Jenifer K Wofford



Happily, I have no quick, one-word answer to the "what kind of art do you make" question: it's sculpture, installation, painting, drawing, photo, video, performance, teaching, and curating. The questions that provoke my projects necessitate varied approaches. They frequently address intercultural exchange and discourse, often playing with notions of culture, difference, liminality or authenticity. The friction in my work comes from the mish-mash visual poetics of travel, temporality, literature and slapstick rubbing up against political realities and global inequities. I make work that is honest, political, weird, interior, irreverent and imaginative, employing as many strategies as seem appropriate.

Of all my various odd jobs, working in arts education for thirteen years refined my goals as an artist: Teaching urban youth clarified why art still matters: it sharpened my ability to share contemporary art and ideas, and to make this vital to students for whom these often seemed elusive and elitist. The strategies I've chosen as an artist are absolutely informed by what I've learned from my students. In getting reacquainted with the art and academic elite in recent years, I’ve been alternately shocked and inspired by the degrees of indifference, resistance, rhetoric and action being taken vis-à-vis the ever-thorny questions of diversity and representation. All of these experiences have only clarified my commitments to a multiplicitous practice that engages voices often unheard or under-represented in the arts.

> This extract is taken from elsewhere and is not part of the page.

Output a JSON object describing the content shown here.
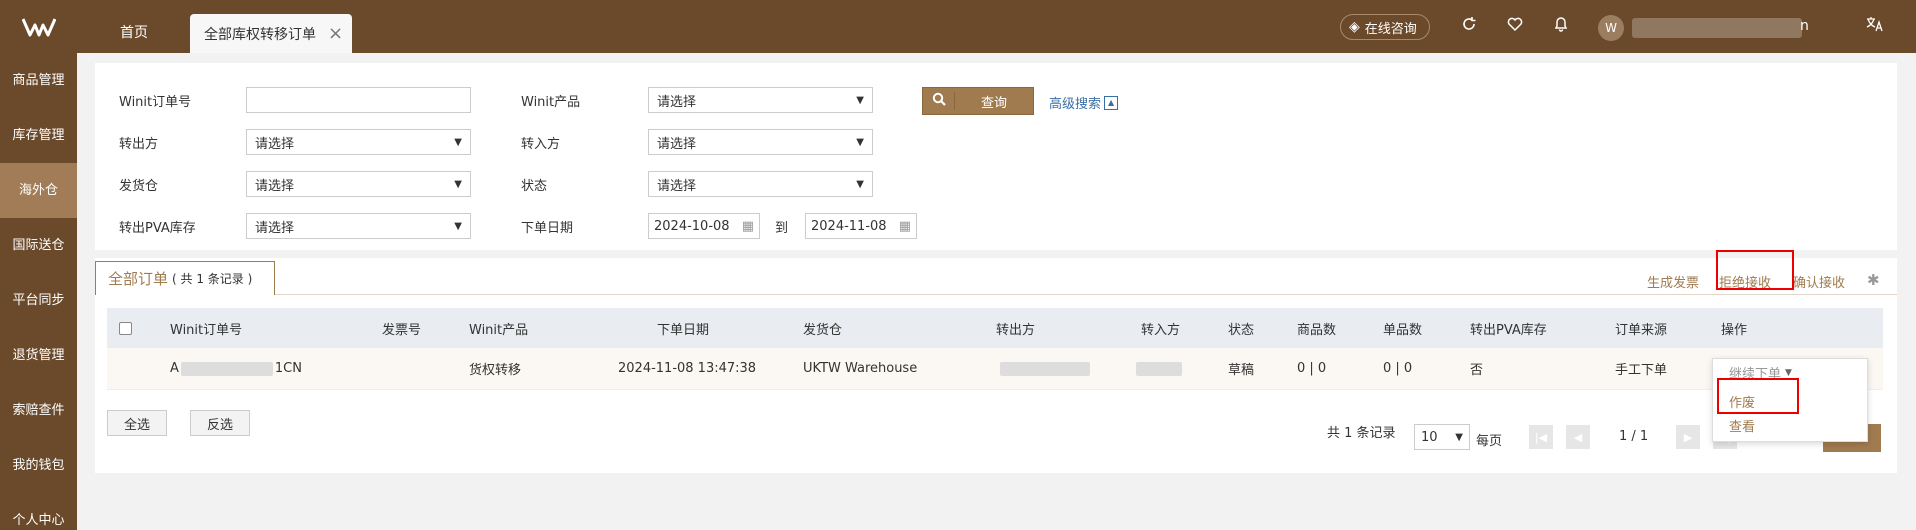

Collaboration and camaraderie are integral parts of my practice: recent projects have involved friends and strangers in all manner of creatively weird situations. And I've made art with Mail Order Brides/M.O.B. for over a decade now: we are still working together long after many marriages and metal bands have broken up, because our collaborative agenda comes out of friendship and a willingness to play. I do not particularly consider myself an artist in isolation: the most satisfying work I've participated in has involved exchange, sharing, joking, and cooperation. It makes things more relevant, and more fun, immediately.